Le risque de cancer bronchique est-il dépendant du niveau de méthylation des gènes ?

Le tabagisme peut engendrer des mutations génétiques favorisant le développement d’un cancer bronchique. Dans une nouvelle étude, des chercheurs suggèrent qu’il peut aussi modifier le niveau d’expression des gènes, et que l’intensité de ce phénomène est corrélée au risque de cancer. Cette découverte pourrait déboucher sur un test évaluant le risque de cancer pulmonaire des fumeurs et anciens fumeurs.

Il y a quelques années, il a été montré que le tabac peut modifier le niveau de méthylation de l’ADN. Ces modifications chimiques sont dites épigénétiques : en modifiant la manière dont sont exprimés les gènes, elles peuvent notamment expliquer pourquoi parmi deux personnes portant le même gène de prédisposition à une maladie, il se peut qu’une seule la développe. 

Des chercheurs de l’Inserm*, en association avec plusieurs équipes européennes, ont voulu savoir si les modifications épigénétiques associées au tabagisme pouvaient influencer le risque de cancer bronchique. Pour cela, ils ont analysé le génome de personnes ayant ou non souffert de la maladie et ayant ou non une histoire contemporaine ou ancienne avec le tabac. Gianluca Severi a encadré ce travail. Il raconte : « Nous avons identifié plusieurs zones génomiques dont la méthylation est particulièrement influencé par le tabac. Le niveau de méthylation de ces zones était, en général, plus faible chez les fumeurs. Les anciens fumeurs montraient un niveau de méthylation intermédiaire entre ces derniers et les non-fumeurs ». Dans un second temps, les chercheurs ont aussi observé qu’il est possible d’utiliser six de ces régions pour prédire le risque de cancer : « L’analyse simultanée de ces six domaines a permis de relier le degré de méthylation de l’ADN des fumeurs et des anciens fumeurs avec leur risque de cancer bronchique » précise le chercheur. 
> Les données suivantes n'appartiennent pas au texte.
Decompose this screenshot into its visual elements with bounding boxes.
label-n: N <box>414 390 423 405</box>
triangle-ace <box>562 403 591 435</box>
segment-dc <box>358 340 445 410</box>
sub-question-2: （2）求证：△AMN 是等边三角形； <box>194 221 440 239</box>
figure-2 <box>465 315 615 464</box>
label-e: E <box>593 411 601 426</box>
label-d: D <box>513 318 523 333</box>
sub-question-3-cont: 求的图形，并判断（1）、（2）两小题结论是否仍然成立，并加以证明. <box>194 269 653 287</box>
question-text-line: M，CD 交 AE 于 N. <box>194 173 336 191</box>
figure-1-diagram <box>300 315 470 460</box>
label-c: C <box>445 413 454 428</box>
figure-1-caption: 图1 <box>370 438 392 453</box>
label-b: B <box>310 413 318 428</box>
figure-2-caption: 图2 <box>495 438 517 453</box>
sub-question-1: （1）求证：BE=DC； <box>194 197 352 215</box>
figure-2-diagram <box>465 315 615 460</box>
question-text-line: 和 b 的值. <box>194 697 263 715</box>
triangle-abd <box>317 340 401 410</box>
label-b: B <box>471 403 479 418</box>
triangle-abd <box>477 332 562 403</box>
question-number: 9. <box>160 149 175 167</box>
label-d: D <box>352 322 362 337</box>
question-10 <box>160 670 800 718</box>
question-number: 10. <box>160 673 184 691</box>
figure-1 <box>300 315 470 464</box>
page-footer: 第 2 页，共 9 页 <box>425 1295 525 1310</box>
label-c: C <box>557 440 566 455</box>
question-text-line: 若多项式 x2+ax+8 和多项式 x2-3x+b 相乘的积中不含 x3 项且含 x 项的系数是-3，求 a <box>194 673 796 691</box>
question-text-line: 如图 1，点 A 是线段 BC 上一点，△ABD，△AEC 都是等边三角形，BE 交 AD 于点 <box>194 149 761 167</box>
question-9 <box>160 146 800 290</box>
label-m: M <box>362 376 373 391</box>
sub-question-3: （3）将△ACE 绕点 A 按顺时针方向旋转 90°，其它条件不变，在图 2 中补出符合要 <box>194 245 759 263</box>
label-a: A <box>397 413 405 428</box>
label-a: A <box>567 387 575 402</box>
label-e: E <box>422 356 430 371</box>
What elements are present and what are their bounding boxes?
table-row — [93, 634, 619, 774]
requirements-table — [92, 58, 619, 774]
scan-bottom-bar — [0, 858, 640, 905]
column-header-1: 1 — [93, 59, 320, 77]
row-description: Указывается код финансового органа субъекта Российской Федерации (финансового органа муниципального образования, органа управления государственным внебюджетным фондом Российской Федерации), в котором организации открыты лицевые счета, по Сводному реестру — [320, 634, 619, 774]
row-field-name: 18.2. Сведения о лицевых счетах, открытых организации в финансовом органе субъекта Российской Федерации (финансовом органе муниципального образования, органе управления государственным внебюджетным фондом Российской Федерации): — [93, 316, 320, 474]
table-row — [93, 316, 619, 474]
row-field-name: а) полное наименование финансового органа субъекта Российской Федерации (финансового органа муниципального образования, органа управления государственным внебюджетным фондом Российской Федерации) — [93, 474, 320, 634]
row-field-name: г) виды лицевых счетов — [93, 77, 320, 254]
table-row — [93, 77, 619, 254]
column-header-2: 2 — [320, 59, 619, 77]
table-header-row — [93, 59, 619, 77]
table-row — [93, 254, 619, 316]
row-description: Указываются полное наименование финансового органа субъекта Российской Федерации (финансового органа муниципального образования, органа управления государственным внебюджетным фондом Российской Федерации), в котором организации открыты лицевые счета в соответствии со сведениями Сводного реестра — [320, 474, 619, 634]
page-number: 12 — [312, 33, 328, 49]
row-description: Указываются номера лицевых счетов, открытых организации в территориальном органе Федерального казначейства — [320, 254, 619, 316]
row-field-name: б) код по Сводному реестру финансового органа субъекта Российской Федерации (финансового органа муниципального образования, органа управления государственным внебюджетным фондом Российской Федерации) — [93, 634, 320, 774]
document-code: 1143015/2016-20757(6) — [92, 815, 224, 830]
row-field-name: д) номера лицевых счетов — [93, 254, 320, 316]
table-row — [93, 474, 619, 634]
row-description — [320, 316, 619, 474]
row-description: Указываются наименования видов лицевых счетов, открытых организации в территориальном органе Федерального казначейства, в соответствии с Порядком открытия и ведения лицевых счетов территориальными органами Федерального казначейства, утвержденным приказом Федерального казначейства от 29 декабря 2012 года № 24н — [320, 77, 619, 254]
Première pierre d’un test prédictif du cancer bronchique

Pour conduire cette étude, les scientifiques ont utilisé les données recueillies au sein de plusieurs cohortes existantes : celles-ci rassemblaient des patients ayant souffert d’un cancer du poumon ainsi que des sujets témoins, exempts de cancer. Leur statut vis-à-vis de la consommation de tabac (quantité de cigarettes fumés, ancienneté) était connu. Les chercheurs ont étudié leur épigénome à partir d’ADN issu de leurs cellules sanguines. Ce travail a permis d’analyser environ 450 000 localisations de méthylation de l’ADN, encore appelés CpG (cytosinephosphate–guanine). Parmi elles, le niveau de méthylation de 6 CpG était significativement différent chez les personnes ayant eu un cancer, par rapport aux sujets contrôles. Pour 5 de ces CpG, l’intensité de ces modifications était étroitement liée au tabagisme.

Ces résultats pourraient être utiles dans un but prédictif : « L’analyse épigénétique de la méthylation est facilement réalisable, à partir d’une simple prise de sang. Sur le principe, il serait donc possible de développer un outil logiciel capable, à partir de l’analyse du niveau de méthylation de ces 6 CpG, de déterminer un pourcentage de risque de cancer à 5 ou 10 ans ». Les équipes impliquées dans cette étude se sont associées au Centre international de recherche sur le cancer (CIRC) dans cet objectif. Plusieurs aspects doivent toutefois encore être précisés. « Nous devons également évaluer si la méthylation est un médiateur entre le tabac et la cancérogénèse, ou si ce n’est seulement qu’un marqueur très précis de l’exposition au tabac, indirectement associé avec le risque de développer le cancer du poumon ».

Note :

* Unité 1018 Inserm/Université Paris sud, Centre de recherche en épidémiologie et santé des populations, Villejuif 

Source :

L Baglietto et coll. DNA methylation changes measured in pre-diagnostic peripheral blood samples are associated with smoking and lung cancer risk. International Journal of Cancer 2016. Article accepté doi : 10.1002/ijc.